Learning via Gamification: Latest Data, Stats & Trends
The effectiveness of gamification is well-represented in the field of education. Studies involving varied subject groups from young children to older professionals have often churned out positive results. One example is Theresa A. Papp’s paper ‘Gamification Effects on Motivation and Learning: Application to Primary and College Students’.
In the paper, Papp introduces gamification to two separate, and very different, groups of students. One group is attending university, while the other is a primary school class.
The results are interesting; the positive impact gamification had on the student’s motivation, ability to learn and in-class engagement is impressive.
The following is taken directly from Papp’s paper:
‘The consensus for both groups implied they found the gamified approach to be engaging, motivating and a preferred method to learn.’
Papp clearly demonstrated the value gamification can bring to a learning setting. This article looks to lay out the latest information relating to gamification’s impact on learning so you can apply it to your employee education program with confidence.
Gamification is more engaging
Engaging learners in a corporate environment is often the largest obstacle L&D managers need to overcome. Learners simply do not enjoy interacting with traditional forms of learning as much as they do gamification. An immersive experience which drags the user in on an emotional level, it is certainly an engaging form of learning as the below statistics show.
Firstly, eLearning Learning reported 80% of US workers find game-based learning a more engaging form of education, while the introduction of this method was also found to have a positive impact as reported by companies who found using games as part of their learning strategy to increase employee engagement by 60% and productivity by 50%.
89% of employees also reported they would be more productive if their work was gamified (be this learning or operational tasks). It seems gamification is a must-have for any employee education program. This increased level of engagement is even more desirable given European CEO’s research which found 50% of business transformation programs fail because of poor employee engagement.
Gamification increases motivation to learn
While engagement levels are measured intra-learning, motivation to engage in learning is another value which shows the effectiveness of an education program.
Gamification yet again proves to be a powerful method of increasing a learner’s motivation to engage in training. For example, Taylor & Francis reported 67% of students found gamified courses more motivating than traditional course-delivery methods.
Gamification performs strongly in relation to learner motivation, adding to its ability to maintain user’s engagement.
Gamification is enjoyable
Introducing methods of delivery learners want to and enjoy engaging with is one of the obstacles L&D managers are often tasked with overcoming.
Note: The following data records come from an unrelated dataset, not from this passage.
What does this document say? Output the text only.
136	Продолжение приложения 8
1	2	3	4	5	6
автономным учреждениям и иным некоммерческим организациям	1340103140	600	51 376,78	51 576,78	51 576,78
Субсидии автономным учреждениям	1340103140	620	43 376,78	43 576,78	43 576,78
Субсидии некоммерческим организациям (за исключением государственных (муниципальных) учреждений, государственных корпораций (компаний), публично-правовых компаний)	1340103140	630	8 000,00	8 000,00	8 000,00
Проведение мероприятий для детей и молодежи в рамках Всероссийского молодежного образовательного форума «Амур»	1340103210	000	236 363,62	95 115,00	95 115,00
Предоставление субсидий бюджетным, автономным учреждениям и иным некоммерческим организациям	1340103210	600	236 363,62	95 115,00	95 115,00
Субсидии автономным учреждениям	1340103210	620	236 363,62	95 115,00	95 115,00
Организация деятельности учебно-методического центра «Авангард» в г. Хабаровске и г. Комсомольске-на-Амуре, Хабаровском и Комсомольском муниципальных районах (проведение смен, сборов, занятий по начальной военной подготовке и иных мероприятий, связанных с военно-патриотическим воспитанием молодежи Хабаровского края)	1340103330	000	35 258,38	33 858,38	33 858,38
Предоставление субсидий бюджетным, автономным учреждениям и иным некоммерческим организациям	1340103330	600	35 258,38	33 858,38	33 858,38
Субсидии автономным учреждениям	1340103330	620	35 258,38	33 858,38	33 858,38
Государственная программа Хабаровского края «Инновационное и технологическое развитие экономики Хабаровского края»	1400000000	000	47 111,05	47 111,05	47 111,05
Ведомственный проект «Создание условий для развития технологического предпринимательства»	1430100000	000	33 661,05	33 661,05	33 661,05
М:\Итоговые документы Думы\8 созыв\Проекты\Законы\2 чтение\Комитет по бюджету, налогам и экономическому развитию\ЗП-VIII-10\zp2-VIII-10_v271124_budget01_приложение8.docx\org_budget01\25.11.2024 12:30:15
One survey reported 78% of respondents found gamification would make a company more desirable to work for, aiding in the attraction of talent, while 85% of respondents in a 2018 survey said they would spend more time on an app or software because of gamification elements. While this figure is high, 2019’s report found an even higher number of respondents had the same answer with 89% of professionals stating they would spend more time on a piece of technology if it incorporated gamification.
The role gamification plays in terms of employee happiness should not be underestimated. It is clear learners find it more engaging and motivating, but they also seem to enjoy this method of delivery. Integrating elements of gameplay into learning appears to be a wise move for L&D managers.
Gamification is not just for young people
While some might think gamification is targeted solely at the younger cohort, this simply is not true. The positive impact of gamification can be experienced by a wide range of ages.
Enforcing this point is research conducted recently which found employees to be overwhelmingly positive about the role gamification can potentially play. 97% of employees above the age of 45 agree it would help improve their work while 87% of respondents found it makes them more productive at work and 85% would spend more time on gamified software than traditional technology.
Gamification is clearly a tactic which can be used across different age ranges.
Overall, the benefits gamification provides are valuable to those in charge of learning and development and likely in the areas deemed most valuable overall when it comes to an employee education program.